The need for such measures stems from the massive sums of money set aside to support the ailing financial system in the wake of the crisis which began in 2008. Like governments across the globe, Vanhanen’s administration rushed to support the banks in November 2008 with a 40 billion euro package of loan guarantees.
Although no major banks collapsed, concerns remain about the stability of the financial sector—with the financial supervisory authority advising banks to exercise more caution in extending loans to customers. The warning in June came after similar guidance was issued in March.

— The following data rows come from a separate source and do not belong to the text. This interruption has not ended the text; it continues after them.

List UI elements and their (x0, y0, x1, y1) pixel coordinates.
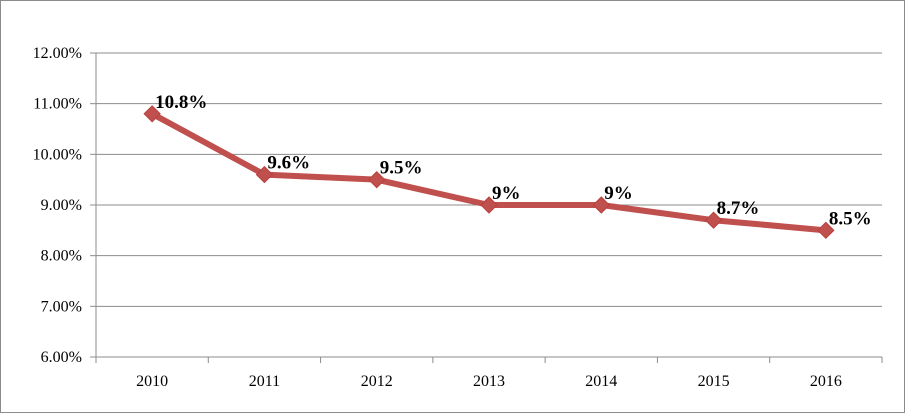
y-tick-label: 11.00% (33, 96, 82, 113)
data-point-marker (704, 211, 723, 229)
data-labels: 10.8% 9.6% 9.5% 9% 9% 8.7% 8.5% (155, 92, 871, 230)
series-markers (143, 105, 835, 240)
y-tick-label: 12.00% (33, 45, 82, 62)
data-point-marker (368, 170, 386, 189)
x-tick-label: 2012 (361, 373, 393, 390)
data-label: 9.6% (267, 153, 310, 174)
data-label: 8.5% (829, 208, 872, 229)
axes (90, 52, 883, 363)
data-label: 8.7% (717, 198, 760, 219)
data-point-marker (255, 165, 274, 184)
y-tick-label: 6.00% (41, 349, 82, 366)
y-tick-label: 7.00% (41, 298, 82, 315)
y-tick-label: 8.00% (41, 248, 82, 265)
y-tick-label: 9.00% (41, 197, 82, 214)
y-axis-tick-labels: 6.00% 7.00% 8.00% 9.00% 10.00% 11.00% 12.00% (33, 45, 82, 366)
x-tick-label: 2015 (698, 373, 730, 390)
data-point-marker (817, 221, 835, 240)
data-label: 9.5% (380, 158, 423, 179)
data-label: 9% (492, 183, 521, 204)
data-point-marker (480, 196, 498, 214)
data-point-marker (592, 196, 610, 214)
x-axis-tick-labels: 2010 2011 2012 2013 2014 2015 2016 (136, 373, 842, 390)
x-tick-label: 2011 (249, 373, 280, 390)
data-point-marker (143, 105, 161, 123)
x-tick-label: 2013 (473, 373, 505, 390)
x-tick-label: 2010 (136, 373, 168, 390)
data-label: 9% (604, 183, 633, 204)
x-tick-label: 2016 (810, 373, 842, 390)
data-label: 10.8% (155, 92, 207, 113)
x-tick-label: 2014 (585, 373, 617, 390)
gridlines (96, 52, 882, 307)
y-tick-label: 10.00% (33, 146, 82, 163)
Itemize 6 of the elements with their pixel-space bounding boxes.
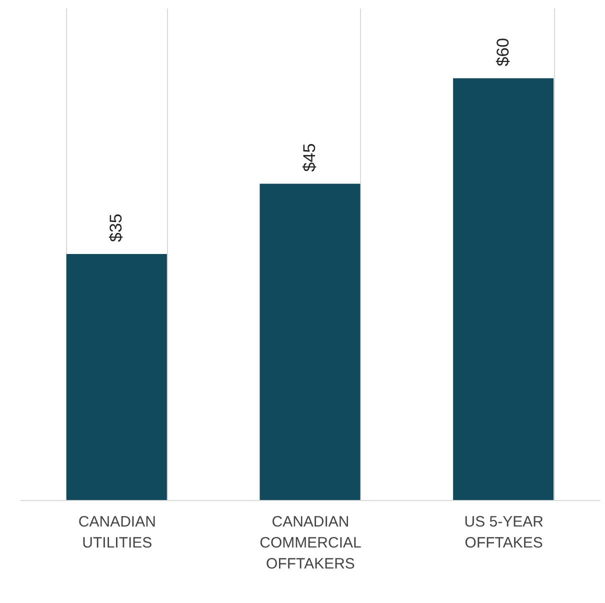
data-label: $35: [106, 214, 126, 242]
x-tick-label: CANADIAN UTILITIES: [78, 514, 156, 552]
data-label: $45: [300, 143, 319, 172]
x-tick-label: CANADIAN COMMERCIAL OFFTAKERS: [260, 514, 362, 572]
data-label: $60: [493, 38, 512, 66]
x-tick-label: US 5-YEAR OFFTAKES: [464, 514, 544, 552]
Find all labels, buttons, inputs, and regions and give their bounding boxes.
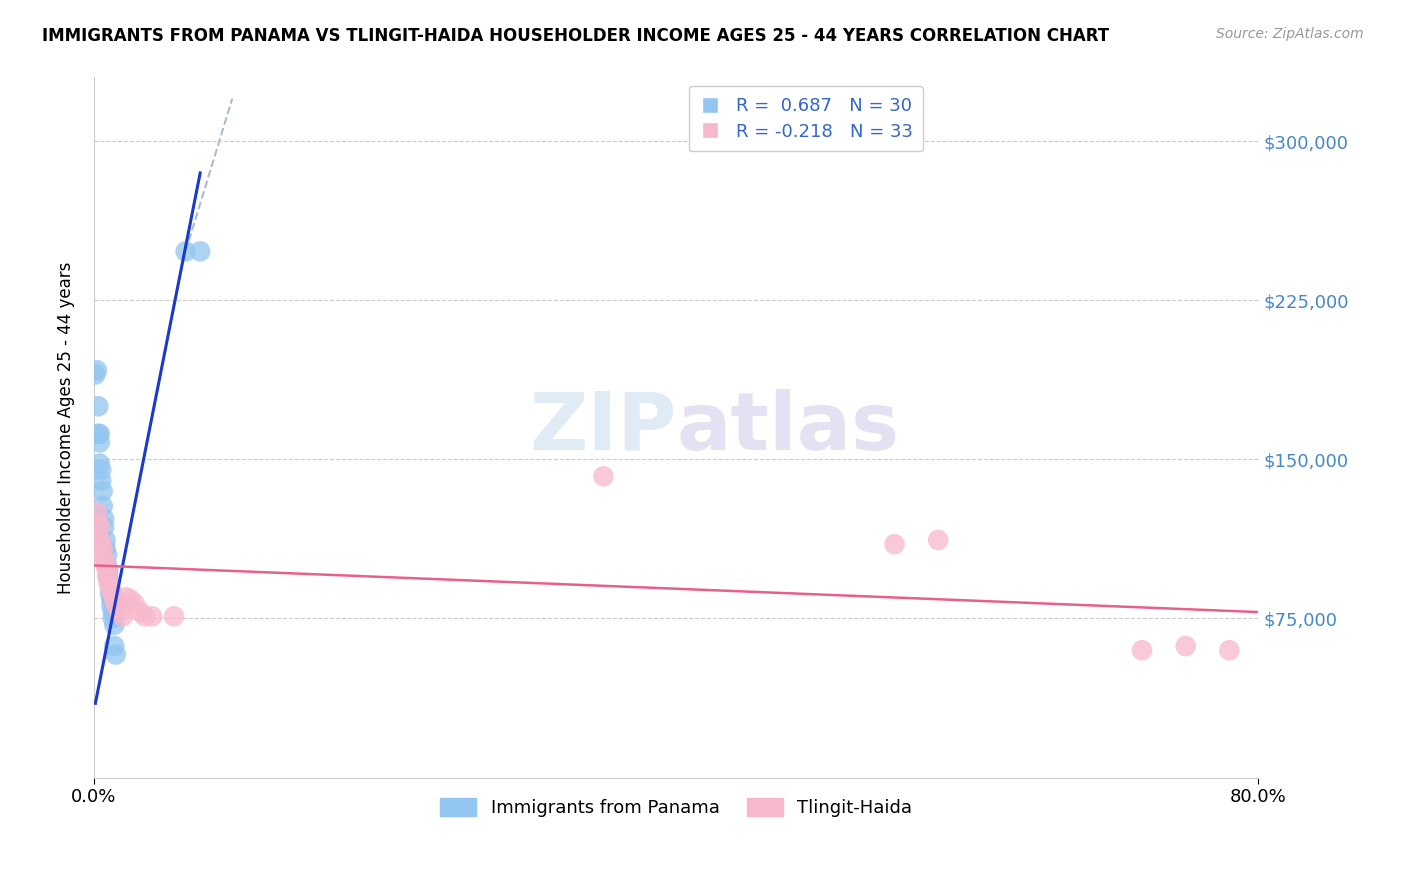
Point (1174, 639, 1197, 653)
Point (174, 244, 197, 259)
Point (103, 592, 125, 607)
Point (97, 575, 120, 590)
Point (96, 548, 118, 562)
Point (87, 399, 110, 413)
Point (89, 457, 111, 471)
Point (89, 520, 111, 534)
Point (98, 586, 121, 600)
Point (90, 463, 112, 477)
Point (1130, 643, 1153, 657)
Point (89, 426, 111, 441)
Point (93, 512, 115, 526)
Point (97, 571, 120, 585)
Point (89, 435, 111, 450)
Point (104, 648, 127, 662)
Point (100, 599, 122, 613)
Point (86, 363, 108, 377)
Y-axis label: Householder Income Ages 25 - 44 years: Householder Income Ages 25 - 44 years (58, 261, 75, 594)
Point (101, 588, 124, 602)
Text: Source: ZipAtlas.com: Source: ZipAtlas.com (1216, 27, 1364, 41)
Point (93, 554, 115, 568)
Point (87, 426, 110, 441)
Point (101, 611, 124, 625)
Point (101, 605, 124, 619)
Point (134, 609, 156, 624)
Point (93, 520, 115, 534)
Point (1218, 643, 1240, 657)
Point (120, 592, 142, 607)
Point (103, 639, 125, 653)
Point (104, 597, 127, 611)
Point (105, 600, 128, 615)
Point (100, 592, 122, 607)
Text: atlas: atlas (676, 389, 900, 467)
Point (927, 533, 949, 547)
Point (103, 617, 125, 632)
Point (91, 499, 114, 513)
Point (163, 609, 186, 624)
Point (100, 583, 122, 598)
Text: IMMIGRANTS FROM PANAMA VS TLINGIT-HAIDA HOUSEHOLDER INCOME AGES 25 - 44 YEARS CO: IMMIGRANTS FROM PANAMA VS TLINGIT-HAIDA … (42, 27, 1109, 45)
Point (96, 558, 118, 573)
Text: ZIP: ZIP (529, 389, 676, 467)
Point (98, 580, 121, 594)
Point (90, 474, 112, 488)
Point (90, 537, 112, 551)
Point (96, 563, 118, 577)
Point (124, 597, 146, 611)
Point (96, 569, 118, 583)
Point (86, 505, 108, 519)
Point (89, 533, 111, 547)
Point (141, 609, 163, 624)
Point (91, 484, 114, 499)
Point (883, 537, 905, 551)
Point (94, 541, 117, 556)
Point (87, 516, 110, 530)
Point (94, 558, 117, 573)
Point (84, 368, 107, 382)
Point (592, 469, 614, 483)
Point (94, 533, 117, 547)
Point (91, 541, 114, 556)
Point (91, 548, 114, 562)
Point (98, 580, 121, 594)
Point (108, 605, 131, 619)
Legend: Immigrants from Panama, Tlingit-Haida: Immigrants from Panama, Tlingit-Haida (433, 790, 920, 824)
Point (115, 591, 138, 605)
Point (112, 609, 135, 624)
Point (188, 244, 211, 259)
Point (97, 563, 120, 577)
Point (129, 605, 152, 619)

Finland felt sufficiently threatened by the events in Iceland, where the entire financial system collapsed in October 2008, to extend 500 million euros of support, a move replicated by neighbouring states Sweden, Norway and Denmark.
In talks with her coalition partners after taking office, Kiviniemi indicated that tax reform would not be undertaken by her administration, but would be postponed until after next April’s vote. Under-Secretary of State for Finance Martti Hetemäki made clear that the government would prioritise reducing the deficit, commenting, “The message of the government programme is a credible one, as there will be no new policies brought in with it that add spending or reduce tax revenue.”
Hetemäki was involved in chairing a working group which recommended earlier in June that income taxes be cut by 2 billion euros, with those at the top receiving the largest reductions. His group also supported a 400 million euro cut in capital gains and corporate tax rates. To pay for this, it was suggested that VAT could rise by 2 percent on products and services that would target working people. But even this would leave a budget gap of 1.2 billion euros and would have to be found through cuts in public spending.
The working group refused to outline what would be cut, stating that its final report would appear in December, just months before the election. Fearful of the response which such measures would provoke within the Finnish population, ruling circles are determined to avoid any public discussion of their impact until after the election is out of the way.
Another area being targeted for reform is the pension system. Finland’s aging population is being used as a justification to increase the retirement age and reduce pension entitlements. In 2009, Vanhaanen reached an agreement with the trade unions which pledged to find ways to increase the length of time which employees spent in work. Despite this, the IMF in its report on Finland called for further steps to be taken to prevent early retirement.
The opposition Social Democrats (SDP) have avoided taking up any criticism of the coming cuts, focusing its fire on the delaying tactics of the coalition. Reacting to the brief statement released after the talks between the coalition partners last month, the SDP’s vice chair Miapetra Kumpula-Matri complained, “Finland cannot afford to wait for eight months.”
The main trade union organisation (SAK) was similarly in agreement with the broad aim of the government, with daily paper Helsingen Sanomat reporting that SAK “still felt that the policy lines of the new government were mostly justified”.
The SAK has consistently sought to work with the right-wing coalition. Towards the end of last year, it was engaged in government-sponsored “social partnership” negotiations with the major employers’ organisations in a bid to reach a comprehensive agreement on pay. But the talks broke down after the main employers’ body cited strike threats as a justification to pull out.
In spite of the support of the opposition and unions for the coming cuts, protests against cost-cutting and the general economic situation have begun to emerge. At the beginning of 2010, a sustained campaign was launched by residents in Helsinki against proposals by the local authority to shut down a large number of public services. There have also been significant strikes in recent months, including a dock strike in March which paralysed the country’s ports for several days.